[英]how to get first value and last value from dataframe column in pyspark?
I Have Dataframe,I want get first value and last value from DataFrame column.我有数据帧,我想从数据帧列中获取第一个值和最后一个值。
+----+-----+--------------------+
|test|count| support|
+----+-----+--------------------+
| A| 5| 0.23809523809523808|
| B| 5| 0.23809523809523808|
| C| 4| 0.19047619047619047|
| G| 2| 0.09523809523809523|
| K| 2| 0.09523809523809523|
| D| 1|0.047619047619047616|
+----+-----+--------------------+
expecting output is from support column first,last value ie x=[0.23809523809523808,0.047619047619047616.]
期望输出首先来自支持列,最后一个值即
x=[0.23809523809523808,0.047619047619047616.]
You may use collect
but the performance is going to be terrible since the driver will collect all the data, just to keep the first and last items.您可以使用
collect
但性能会很糟糕,因为驱动程序将收集所有数据,只是为了保留第一个和最后一个项目。 Worse than that, it will most likely cause an OOM error and thus not work at all if you have a big dataframe.更糟糕的是,如果你有一个大数据帧,它很可能会导致 OOM 错误,因此根本不起作用。

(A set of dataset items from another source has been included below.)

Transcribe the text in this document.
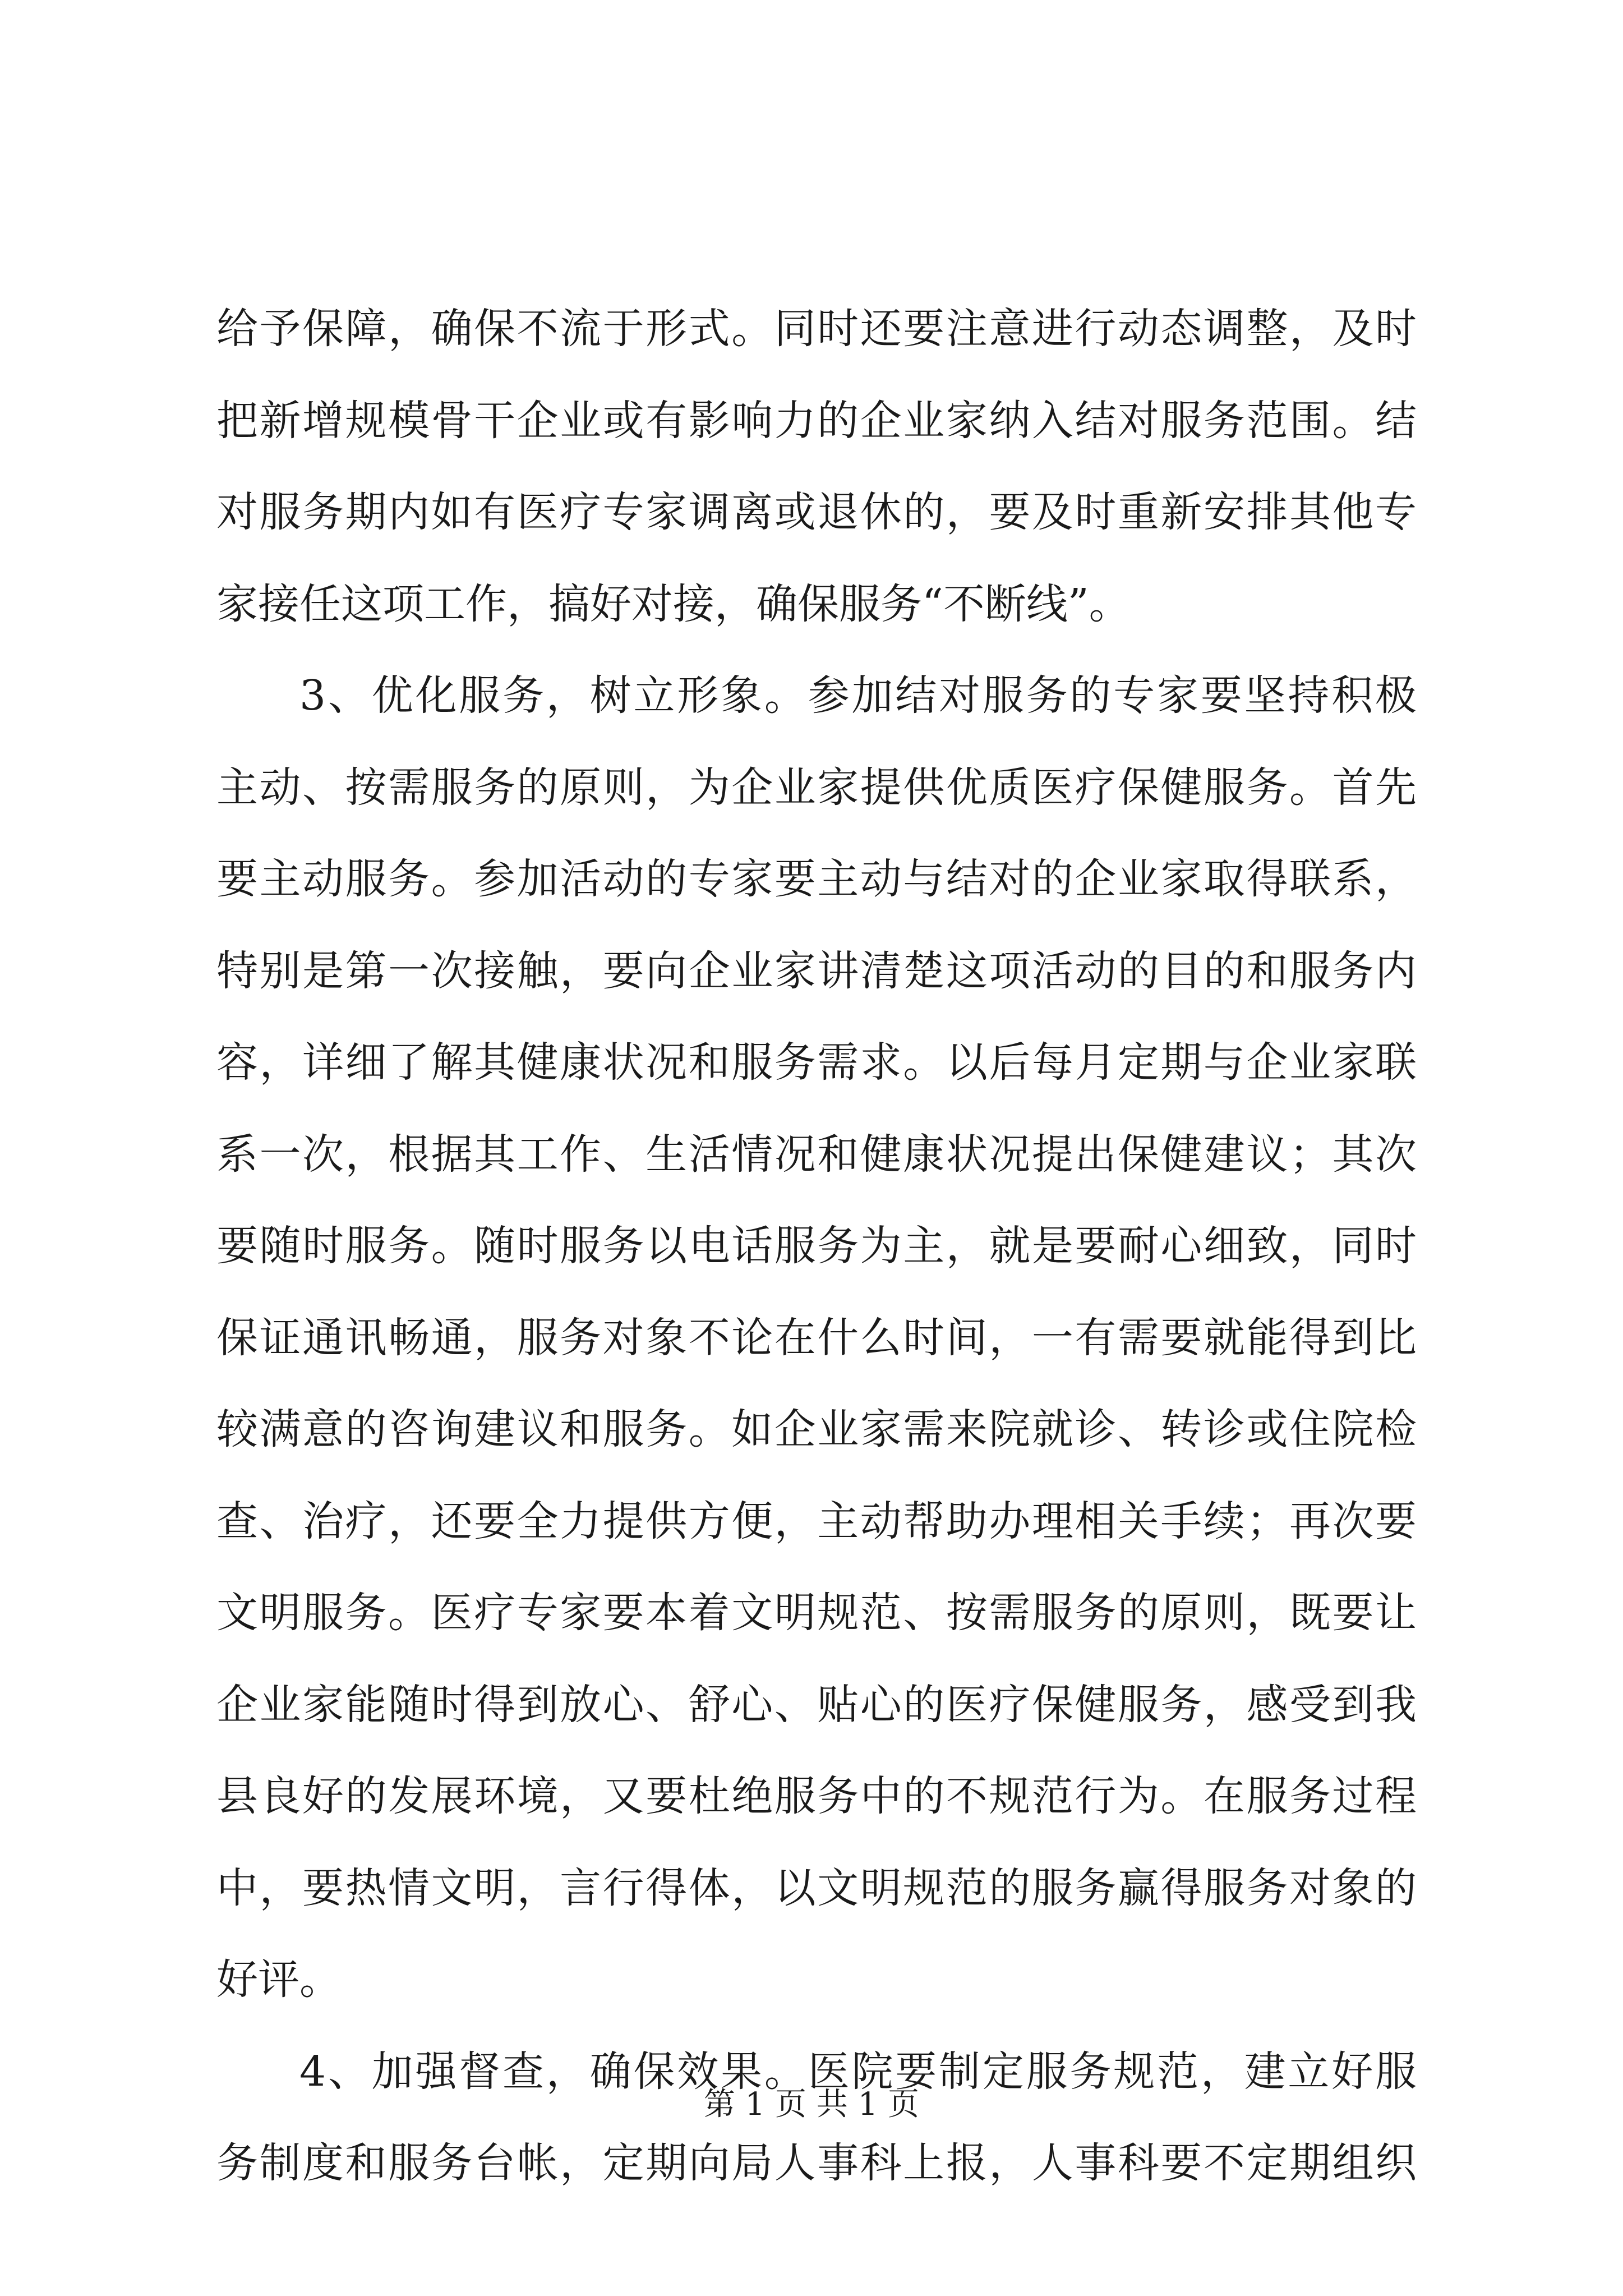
给予保障，确保不流于形式。同时还要注意进行动态调整，及时
把新增规模骨干企业或有影响力的企业家纳入结对服务范围。结
对服务期内如有医疗专家调离或退休的，要及时重新安排其他专
家接任这项工作，搞好对接，确保服务“不断线”。
3、优化服务，树立形象。参加结对服务的专家要坚持积极
主动、按需服务的原则，为企业家提供优质医疗保健服务。首先
要主动服务。参加活动的专家要主动与结对的企业家取得联系，
特别是第一次接触，要向企业家讲清楚这项活动的目的和服务内
容，详细了解其健康状况和服务需求。以后每月定期与企业家联
系一次，根据其工作、生活情况和健康状况提出保健建议；其次
要随时服务。随时服务以电话服务为主，就是要耐心细致，同时
保证通讯畅通，服务对象不论在什么时间，一有需要就能得到比
较满意的咨询建议和服务。如企业家需来院就诊、转诊或住院检
查、治疗，还要全力提供方便，主动帮助办理相关手续；再次要
文明服务。医疗专家要本着文明规范、按需服务的原则，既要让
企业家能随时得到放心、舒心、贴心的医疗保健服务，感受到我
县良好的发展环境，又要杜绝服务中的不规范行为。在服务过程
中，要热情文明，言行得体，以文明规范的服务赢得服务对象的
好评。
4、加强督查，确保效果。医院要制定服务规范，建立好服
务制度和服务台帐，定期向局人事科上报，人事科要不定期组织
第 1 页 共 1 页
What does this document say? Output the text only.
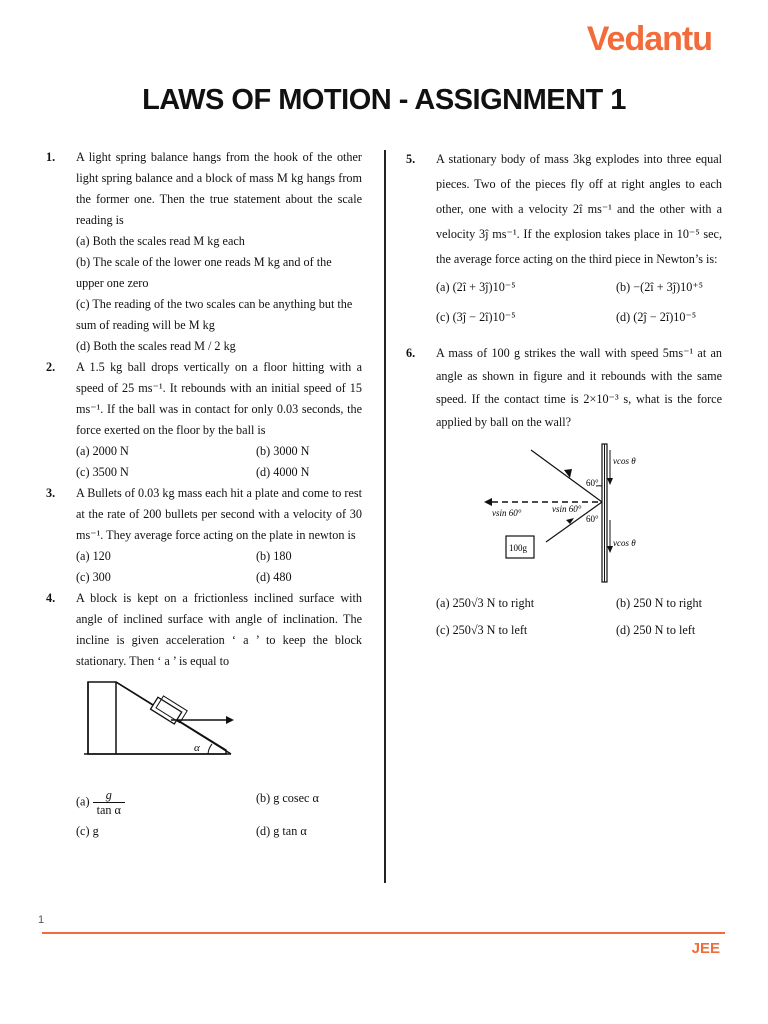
Vedantu
LAWS OF MOTION - ASSIGNMENT 1
1. A light spring balance hangs from the hook of the other light spring balance and a block of mass M kg hangs from the former one. Then the true statement about the scale reading is
(a) Both the scales read M kg each
(b) The scale of the lower one reads M kg and of the upper one zero
(c) The reading of the two scales can be anything but the sum of reading will be M kg
(d) Both the scales read M / 2 kg
2. A 1.5 kg ball drops vertically on a floor hitting with a speed of 25 ms⁻¹. It rebounds with an initial speed of 15 ms⁻¹. If the ball was in contact for only 0.03 seconds, the force exerted on the floor by the ball is
(a) 2000 N	(b) 3000 N
(c) 3500 N	(d) 4000 N
3. A Bullets of 0.03 kg mass each hit a plate and come to rest at the rate of 200 bullets per second with a velocity of 30 ms⁻¹. They average force acting on the plate in newton is
(a) 120	(b) 180
(c) 300	(d) 480
4. A block is kept on a frictionless inclined surface with angle of inclined surface with angle of inclination. The incline is given acceleration ‘ a ’ to keep the block stationary. Then ‘ a ’ is equal to
α
$(a) \frac{g}{\text{tan α}}$	(b) g cosec α
(c) g	(d) g tan α
5. A stationary body of mass 3kg explodes into three equal pieces. Two of the pieces fly off at right angles to each other, one with a velocity 2î ms⁻¹ and the other with a velocity 3ĵ ms⁻¹. If the explosion takes place in 10⁻⁵ sec, the average force acting on the third piece in Newton’s is:
(a) (2î + 3ĵ)10⁻⁵	(b) −(2î + 3ĵ)10⁺⁵
(c) (3ĵ − 2î)10⁻⁵	(d) (2ĵ − 2î)10⁻⁵
6. A mass of 100 g strikes the wall with speed 5ms⁻¹ at an angle as shown in figure and it rebounds with the same speed. If the contact time is 2×10⁻³ s, what is the force applied by ball on the wall?
vcos θ
vcos θ
60°
60°
vsin 60°	vsin 60°
100g
(a) 250√3 N to right	(b) 250 N to right
(c) 250√3 N to left	(d) 250 N to left
1
JEE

Another idea would be to use agg
with the first
and last
aggregation function.另一个想法是将
agg
与第first
和last
聚合函数一起使用。 This does not work!这不起作用! (because the reducers do not necessarily get the records in the order of the dataframe)
(因为reducers不一定按照dataframe的顺序获取记录)
Spark offers a head
function, which makes getting the first element very easy. Spark 提供了一个
head
函数,这使得获取第一个元素非常容易。 However, spark does not offer any last
function.但是,spark 不提供任何
last
功能。 A straightforward approach would be to sort the dataframe backward and use the head
function again.一种直接的方法是将数据帧向后排序并再次使用
head
函数。
first=df.head().support
import pyspark.sql.functions as F
last=df.orderBy(F.monotonically_increasing_id().desc()).head().support
Finally, since it is a shame to sort a dataframe simply to get its first and last elements, we can use the RDD API and zipWithIndex
to index the dataframe and only keep the first and the last elements.最后,由于仅仅为了获取第一个和最后一个元素而对数据帧进行排序是一种耻辱,我们可以使用 RDD API 和
zipWithIndex
来索引数据帧,并且只保留第一个和最后一个元素。
size = df.count()
df.rdd.zipWithIndex()\
.filter(lambda x : x[1] == 0 or x[1] == size-1)\
.map(lambda x : x[0].support)\
.collect()
You can try indexing the data frame see below example:您可以尝试索引数据框,请参见以下示例:
df = <your dataframe>
first_record = df.collect()[0]
last_record = df.collect()[-1]
EDIT: You have to pass the column name as well.编辑:您还必须传递列名。
df = <your dataframe>
first_record = df.collect()[0]['column_name']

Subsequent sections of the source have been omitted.